Investing in real estate has become increasingly popular over the last 50 years and has become a common investment vehicle. Investing in a tangible asset like real estate may seem to offer a greater sense of control. This feels somehow safer than subjecting your savings to the whims of the stock market.
The real estate business in Kenya is becoming popular; many people are now investing in building rental properties.
Owning rental properties can be the key to a great deal of profit and financial freedom if one does things the right way from the start or at least learn from your mistakes and that of the others along the way.
According to an article by Angela Colley, the following are the issues with becoming a landlord;
Startup capital; all potential landlord consider the cost of purchasing an investment property, but many overlook the cost to remodel. Don’t expect startup cost to end at the closing of the deal. Remodeling to your own code can be costly.
Making repairs; when it comes to being a landlord, two things in life are inevitable: death and repairs. Never consider the real estate business unless you are ready to pay for repairs. The landlord and tenant law requires that you make serious repairs quickly, if not you are liable for additional damages. Major problems aren’t the only issue you’ll have to account for. Some tenants will call you for every little thing. Be ready to spend your free time changing light bulbs, and weeding yards.
Collecting rent; you’ll have tenants who pay on time, tenants who will slip up but will always let you know and then you’ll have tenants that don’t pay and don’t call. As a landlord, you’ll have to play bill collector from time to time. Are you comfortable confronting your tenants before you start renting?
Dealing with problem tenants; most of your tenants will pay the rent, treat the property like their own and keep the neighbors happy. But at some point, you’ll inevitably have a problem tenant. If you are going to be a landlord, you have to handle tenants fighting, doing damage to your investment and those who don’t pay.
Surviving evictions; in reality, evictions are often expensive and time-consuming. Even if you evict a tenant successfully, you will have likely incurred major expenses and lost significant time in the process.
Managing your finances; a landlord’s finances do not stay constant. If you can learn to go with the flow, and plan for the unexpected, you just might survive.
Keeping your property safe; by maintaining and keeping it in good working order to avoid contributing to potential mishaps.

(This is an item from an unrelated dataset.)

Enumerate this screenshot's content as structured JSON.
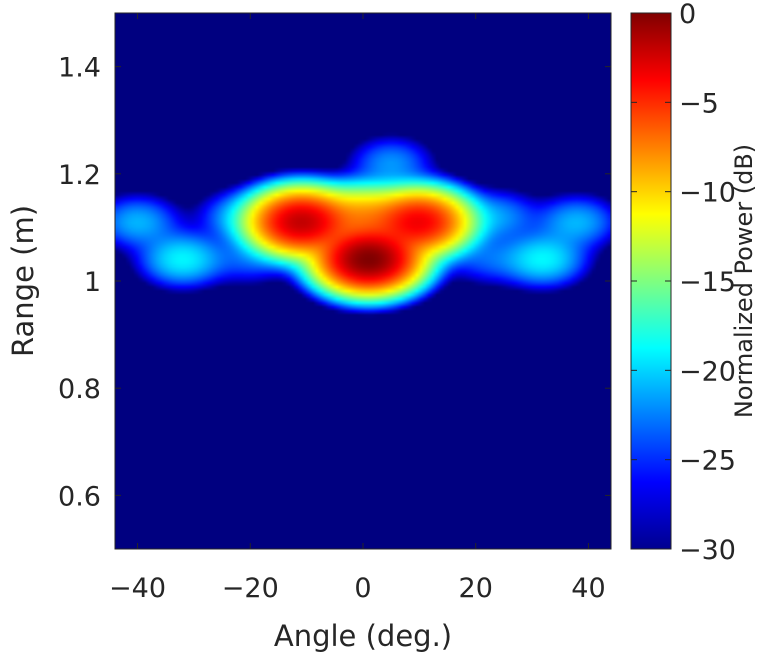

Paying taxes; one thing that you can’t overlook is taxes. Renting property is a business and so you’ll have to report the income you can earn when you file your taxes every year.
When investing in rental houses, just be aware that being a landlord is not all fun and games. You have to work hard for your money and may be faced with adversity from time to time. investing in rental property is not for everyone. It is an investment option to consider once you have achieved a certain level of financial independence.